Artificial Intelligence 19 min read

How to Make Large Language Models Understand Third‑Party Java Packages: From Failure to Success

This article explains why AI coding assistants like Cursor and Claude fail to read external Java libraries, explores naive "feed‑the‑code" tricks, evaluates built‑in IDE tools, and ultimately presents a robust solution using a local decompilation pipeline (MCP) that lets LLMs query class definitions and generate correct backend code.

DaTaobao Tech

Sep 8, 2025

How to Make Large Language Models Understand Third‑Party Java Packages: From Failure to Success

Problem

When developers ask AI assistants (e.g., Cursor, Claude) to generate code that calls methods from third‑party Java packages, the models often hallucinate or produce compilation errors because they cannot read the compiled .class files that are not opened in the current project.

Failed Attempts

Directly feeding source snippets to the model works only for tiny examples and quickly exceeds token limits. Using IDE‑integrated tools such as AoneCopilot’s Add File To Chat or Claude’s read_file can read a JAR’s contents, but they still require manual file selection and only work when source code is available.

Solutions

1. Manual "feed‑the‑code"

Copy‑paste the needed classes into the chat. Simple but labor‑intensive and impractical for large libraries.

2. Built‑in tool reading

Both AoneCopilot and Claude provide a read_file ‑like tool that can fetch a class from a JAR, but the agent must be explicitly told which class to read, and the approach still depends on the presence of source files.
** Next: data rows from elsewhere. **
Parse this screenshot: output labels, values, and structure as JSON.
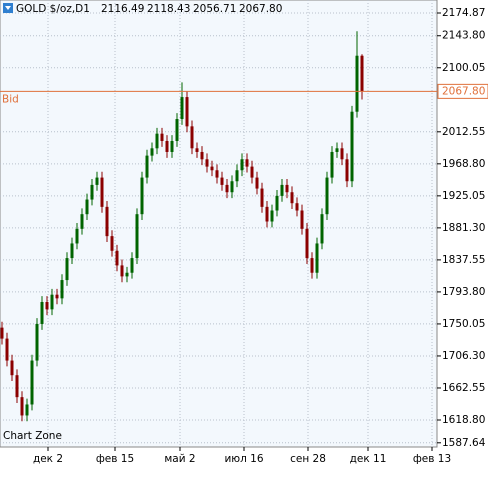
{
  "chart_data": {
    "type": "candlestick",
    "title": "GOLD $/oz,D1",
    "last_labels": [
      "2116.49",
      "2118.43",
      "2056.71",
      "2067.80"
    ],
    "x": [
      0,
      1,
      2,
      3,
      4,
      5,
      6,
      7,
      8,
      9,
      10,
      11,
      12,
      13,
      14,
      15,
      16,
      17,
      18,
      19,
      20,
      21,
      22,
      23,
      24,
      25,
      26,
      27,
      28,
      29,
      30,
      31,
      32,
      33,
      34,
      35,
      36,
      37,
      38,
      39,
      40,
      41,
      42,
      43,
      44,
      45,
      46,
      47,
      48,
      49,
      50,
      51,
      52,
      53,
      54,
      55,
      56,
      57,
      58,
      59,
      60,
      61,
      62,
      63,
      64,
      65,
      66,
      67,
      68,
      69,
      70,
      71,
      72
    ],
    "open": [
      1745,
      1730,
      1700,
      1680,
      1650,
      1625,
      1640,
      1700,
      1750,
      1780,
      1770,
      1790,
      1785,
      1810,
      1840,
      1860,
      1880,
      1900,
      1920,
      1940,
      1950,
      1910,
      1870,
      1850,
      1830,
      1815,
      1820,
      1840,
      1900,
      1950,
      1980,
      1990,
      2010,
      2000,
      1985,
      2000,
      2030,
      2060,
      2020,
      1990,
      1985,
      1975,
      1965,
      1960,
      1950,
      1940,
      1930,
      1945,
      1960,
      1975,
      1965,
      1950,
      1935,
      1910,
      1890,
      1905,
      1925,
      1940,
      1930,
      1915,
      1905,
      1880,
      1840,
      1820,
      1860,
      1900,
      1950,
      1985,
      1990,
      1975,
      1945,
      2040,
      2116.49
    ],
    "high": [
      1753,
      1738,
      1708,
      1688,
      1658,
      1648,
      1708,
      1758,
      1788,
      1788,
      1798,
      1798,
      1818,
      1848,
      1868,
      1888,
      1908,
      1928,
      1948,
      1958,
      1958,
      1918,
      1878,
      1858,
      1838,
      1828,
      1848,
      1908,
      1958,
      1988,
      1998,
      2018,
      2018,
      2008,
      2008,
      2038,
      2080,
      2068,
      2028,
      1998,
      1993,
      1983,
      1973,
      1968,
      1958,
      1948,
      1953,
      1968,
      1983,
      1983,
      1973,
      1958,
      1943,
      1918,
      1913,
      1933,
      1948,
      1948,
      1938,
      1923,
      1913,
      1888,
      1848,
      1868,
      1908,
      1958,
      1993,
      1998,
      1998,
      1983,
      2048,
      2150,
      2118.43
    ],
    "low": [
      1722,
      1692,
      1672,
      1642,
      1617,
      1617,
      1632,
      1692,
      1742,
      1762,
      1762,
      1777,
      1777,
      1802,
      1832,
      1852,
      1872,
      1892,
      1912,
      1932,
      1902,
      1862,
      1842,
      1822,
      1807,
      1807,
      1812,
      1832,
      1892,
      1942,
      1972,
      1982,
      1992,
      1977,
      1977,
      1992,
      2022,
      2012,
      1982,
      1977,
      1967,
      1957,
      1952,
      1942,
      1932,
      1922,
      1922,
      1937,
      1952,
      1957,
      1942,
      1927,
      1902,
      1882,
      1882,
      1897,
      1917,
      1922,
      1907,
      1897,
      1872,
      1832,
      1812,
      1812,
      1852,
      1892,
      1942,
      1977,
      1967,
      1937,
      1937,
      2032,
      2056.71
    ],
    "close": [
      1730,
      1700,
      1680,
      1650,
      1625,
      1640,
      1700,
      1750,
      1780,
      1770,
      1790,
      1785,
      1810,
      1840,
      1860,
      1880,
      1900,
      1920,
      1940,
      1950,
      1910,
      1870,
      1850,
      1830,
      1815,
      1820,
      1840,
      1900,
      1950,
      1980,
      1990,
      2010,
      2000,
      1985,
      2000,
      2030,
      2060,
      2020,
      1990,
      1985,
      1975,
      1965,
      1960,
      1950,
      1940,
      1930,
      1945,
      1960,
      1975,
      1965,
      1950,
      1935,
      1910,
      1890,
      1905,
      1925,
      1940,
      1930,
      1915,
      1905,
      1880,
      1840,
      1820,
      1860,
      1900,
      1950,
      1985,
      1990,
      1975,
      1945,
      2040,
      2116.49,
      2067.8
    ],
    "up_color": "#006400",
    "down_color": "#8b0000",
    "bid": {
      "label": "Bid",
      "value": 2067.8,
      "value_label": "2067.80",
      "color": "#e0703a"
    },
    "annotation": "Chart Zone",
    "xlim": [
      -0.4,
      87
    ],
    "xticks": [
      {
        "value": 9.2,
        "label": "дек 2"
      },
      {
        "value": 22.6,
        "label": "фев 15"
      },
      {
        "value": 35.6,
        "label": "май 2"
      },
      {
        "value": 48.4,
        "label": "июл 16"
      },
      {
        "value": 61.2,
        "label": "сен 28"
      },
      {
        "value": 73.2,
        "label": "дек 11"
      },
      {
        "value": 86,
        "label": "фев 13"
      }
    ],
    "ylim": [
      1581.9,
      2192.63
    ],
    "yticks": [
      2174.87,
      {
        "value": 2143.8,
        "label": "2143.80"
      },
      2100.05,
      2012.55,
      {
        "value": 1968.8,
        "label": "1968.80"
      },
      1925.05,
      {
        "value": 1881.3,
        "label": "1881.30"
      },
      1837.55,
      {
        "value": 1793.8,
        "label": "1793.80"
      },
      1750.05,
      {
        "value": 1706.3,
        "label": "1706.30"
      },
      1662.55,
      {
        "value": 1618.8,
        "label": "1618.80"
      },
      1587.64
    ],
    "grid": true
  }
}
3. Local Decompilation (MCP) – the preferred method

By building a local index of all dependencies ( mvn dependency:tree + jar tf) and linking each fully‑qualified class name to its JAR, a custom Java Class Analyzer tool can decompile the class on demand using cfr (or any other decompiler). The LLM calls this tool whenever it needs to understand a class, receiving the real source code instantly.

Implementation Details

1. mvn dependency:tree -DoutputType=text -o generates the list of third‑party JARs. 2. For each JAR, jar tf "${jarPath}" | grep '\.class$' extracts class names and builds a map className → jarPath. 3. The Java Class Analyzer receives a fully‑qualified class name, looks up the JAR, runs cfr on the .class file, and returns the decompiled source inside a <code> block. 4. The LLM can now resolve method signatures such as com.tb.xxx.yyy.api.xxxService.queryMainAndDetail or com.tb.ccc.ddd.service.xxxBaseService.queryMainAndDetail, generate correct imports, and produce working code.

Using this pipeline, the author successfully implemented a batch order‑query method

List<BizOrderDO> queryBizOrderList(long userId, List<Long> subOrderIdList) throws TCException

that first queries the online database, falls back to the historical database for missing IDs, merges results, and returns them in the original order.

Evaluation

The manual feeding approach is quick for one‑off tasks but does not scale. Tool‑assisted reading reduces manual work but still requires explicit file selection. The MCP‑based solution provides a "search‑engine‑like" experience for the LLM, works with any JAR (source or binary), and yields accurate, import‑ready code with minimal hallucination.

Conclusion

Treat LLMs as powerful but bounded assistants. By supplying them with a reliable code‑lookup service (MCP + Java Class Analyzer), developers can bridge the gap between AI reasoning and real‑world codebases, turning AI from a "magician" into a dependable "tool‑person".